Only another 25 pieces and several hours wrangling photo props and cameras and then manipulating images left to go!

Wednesday, 9 December 2009

Design or serendipitous accidents?

Or . . . "today I haz mostly been working with copper"

Just depending on the combination of what needs to be done, available materials, customer commissions etc., my work tends to go in phases. Some weeks I'm perpetually soldering silver, melting blobs or wrapping loops. Other weeks, as this last one, my work has been fairly exclusively as metalsmithing copper.

An intermediate, pre-oxidising, stage of
some twisted rope necklaces I'm working on.
Please click on the photos to see a larger, sharper version.

I do love all sorts of different types of work - and I suppose that the very variety of what I end up making keeps me perpetually interested. Sometimes the therapeutic rhythm of joining rings for some of the loose chainmaille designs I do is just what is needed, other times I love to shape and form raw metal - I just love expending the energy and getting dirty hands. On another day, I love to lose myself in the still and clean work of some fine wire wrapping.

I like to make all my own raw components, that way
I get just what I want, in terms of workmanship and design.

And some days, like today, nothing hits the spot better than getting thoroughly dirty by shaping metal, hammering, soldering, pickling and oxidising - I find myself totally lost in the work and oblivious to the passage time and outside world.

I've tried keeping clean as I work and it's just not possible. You need the fine control and touch that no tool can do better than your bare fingers - you need to feel the metal, you need to become intimate with every twist, turn and edge and you consequently end up thoroughly grubby. But nothing cleans dirty fingers quite as effectively as some nice soft moist fresh bread. It's a tad alarming to get to the end of your cheese and tomato butty and realise that your hands are now thoroughly clean and moisturised.

These soldered copper rings are destined to become a bracelet,
inter-spaced with round buttons of spider web jasper.

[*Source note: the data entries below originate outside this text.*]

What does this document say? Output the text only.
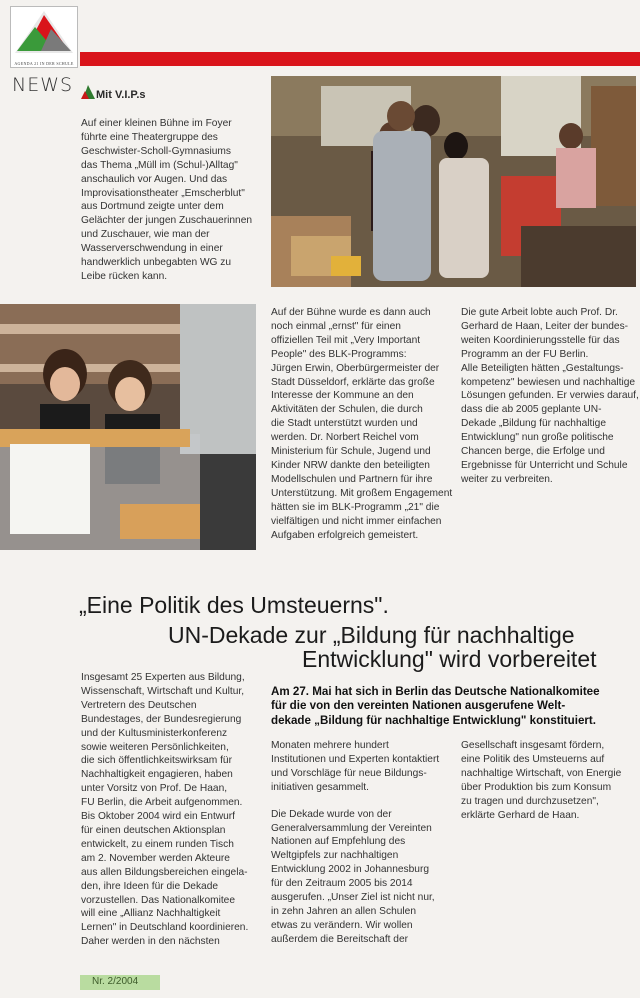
AGENDA 21 IN DER SCHULE
NEWS Mit V.I.P.s
Auf einer kleinen Bühne im Foyer
führte eine Theatergruppe des
Geschwister-Scholl-Gymnasiums
das Thema „Müll im (Schul-)Alltag"
anschaulich vor Augen. Und das
Improvisationstheater „Emscherblut"
aus Dortmund zeigte unter dem
Gelächter der jungen Zuschauerinnen
und Zuschauer, wie man der
Wasserverschwendung in einer
handwerklich unbegabten WG zu
Leibe rücken kann.
Auf der Bühne wurde es dann auch
noch einmal „ernst" für einen
offiziellen Teil mit „Very Important
People" des BLK-Programms:
Jürgen Erwin, Oberbürgermeister der
Stadt Düsseldorf, erklärte das große
Interesse der Kommune an den
Aktivitäten der Schulen, die durch
die Stadt unterstützt wurden und
werden. Dr. Norbert Reichel vom
Ministerium für Schule, Jugend und
Kinder NRW dankte den beteiligten
Modellschulen und Partnern für ihre
Unterstützung. Mit großem Engagement
hätten sie im BLK-Programm „21" die
vielfältigen und nicht immer einfachen
Aufgaben erfolgreich gemeistert.
Die gute Arbeit lobte auch Prof. Dr.
Gerhard de Haan, Leiter der bundes-
weiten Koordinierungsstelle für das
Programm an der FU Berlin.
Alle Beteiligten hätten „Gestaltungs-
kompetenz" bewiesen und nachhaltige
Lösungen gefunden. Er verwies darauf,
dass die ab 2005 geplante UN-
Dekade „Bildung für nachhaltige
Entwicklung" nun große politische
Chancen berge, die Erfolge und
Ergebnisse für Unterricht und Schule
weiter zu verbreiten.
„Eine Politik des Umsteuerns".
UN-Dekade zur „Bildung für nachhaltige
Entwicklung" wird vorbereitet
Am 27. Mai hat sich in Berlin das Deutsche Nationalkomitee
für die von den vereinten Nationen ausgerufene Welt-
dekade „Bildung für nachhaltige Entwicklung" konstituiert.
Insgesamt 25 Experten aus Bildung,
Wissenschaft, Wirtschaft und Kultur,
Vertretern des Deutschen
Bundestages, der Bundesregierung
und der Kultusministerkonferenz
sowie weiteren Persönlichkeiten,
die sich öffentlichkeitswirksam für
Nachhaltigkeit engagieren, haben
unter Vorsitz von Prof. De Haan,
FU Berlin, die Arbeit aufgenommen.
Bis Oktober 2004 wird ein Entwurf
für einen deutschen Aktionsplan
entwickelt, zu einem runden Tisch
am 2. November werden Akteure
aus allen Bildungsbereichen eingela-
den, ihre Ideen für die Dekade
vorzustellen. Das Nationalkomitee
will eine „Allianz Nachhaltigkeit
Lernen" in Deutschland koordinieren.
Daher werden in den nächsten
Monaten mehrere hundert
Institutionen und Experten kontaktiert
und Vorschläge für neue Bildungs-
initiativen gesammelt.
Die Dekade wurde von der
Generalversammlung der Vereinten
Nationen auf Empfehlung des
Weltgipfels zur nachhaltigen
Entwicklung 2002 in Johannesburg
für den Zeitraum 2005 bis 2014
ausgerufen. „Unser Ziel ist nicht nur,
in zehn Jahren an allen Schulen
etwas zu verändern. Wir wollen
außerdem die Bereitschaft der
Gesellschaft insgesamt fördern,
eine Politik des Umsteuerns auf
nachhaltige Wirtschaft, von Energie
über Produktion bis zum Konsum
zu tragen und durchzusetzen",
erklärte Gerhard de Haan.
Nr. 2/2004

A friend recently brought my attention to a design award that she thought might be of interest. Which whilst it was very flattering to come to mind when thinking about design, I never really think of my work as 'designed'. It isn't really, it largely just happens.

I perpetually have a head full of ideas waiting to take form - shapes and techniques vying for my attention - and as I work on one thing, it then sets off a whole new tangent of ideas - I always have far more ideas than I have time to work on - and every day as I learn and stretch myself, the world of possibility opens even wider. I've already scribbled several ideas down over breakfast this morning.

The twisted hammered ring in this pendant arose from a different idea
entirely and the curiosity to see if it would solder successfully. Which it did.

The finished and antiqued pendant, hung on belcher chain.

I often start off with an idea and then the metal takes me somewhere entirely different. Some designs end up exactly as I drew them - but more often they just don't. The best pieces are often a serendipitous accident - sometimes an idea just doesn't work how you'd envisioned it - either the metal doesn't behave how you expect, it doesn't look as nice as you'd hoped, or the proportions are wrong for what you had in mind, so it becomes something different. Sometimes that result itself opens up a whole new area of possibilities.

Twisted copper earrings that started out as a different idea entirely.

The earrings and pendant shown nearby are one such serendipitous result. I was twisting wire for some rope necklaces, as shown at the top, and in an attempt to get a twist as thick as I could, I tried twisting two strands of a heavier gauge - which wasn't going to be suitable for the rope I wanted to make, but hammering it flat to open the twist right out gave an entirely different result than the idea I started with. My next version will combine silver and copper together and I have another sketch to work featuring twisted copper with silver nuggets. So watch this space . . .

The earrings in their raw polished copper form,
they've since been antiqued to match the pendant, see below.